Various treatments where undertaken prior to diagnosis including Lymph node biopsy, reassurance, physiotherapy, steroid injection and/or shoulder arthroscopy. Many of these patients had been treated with limited imaging. The incorrect initial diagnosis and treatment resulted in a 16 week delay in treatment of the tumours.
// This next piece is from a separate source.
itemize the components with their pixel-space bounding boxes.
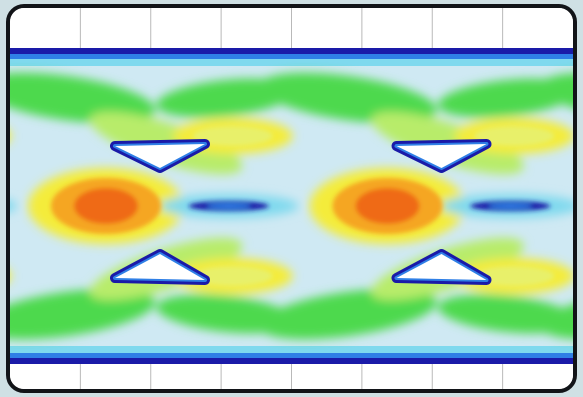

In the benign and borderline groups, concurrent pathology was higher, with many patients undergoing treatment for a shoulder condition in the presence of a previously diagnosed benign bone tumour. In 6.5% (3/46) however, the diagnosis of a benign or borderline lesion was only made after an arthroscopy on postoperative imaging for persistent pain.

Conclusion

In this study, 41.4% of patients with malignant tumours of the proximal humerus where initially diagnosed and treated as other shoulder conditions, with 4.8% undergoing an arthroscopy. On average, the misdiagnoses lead to a 16 week delay in treatment of the tumour. Appropriate imaging should be timeously obtained and reviewed to prevent a delay in the diagnosis and treatment of these tumours.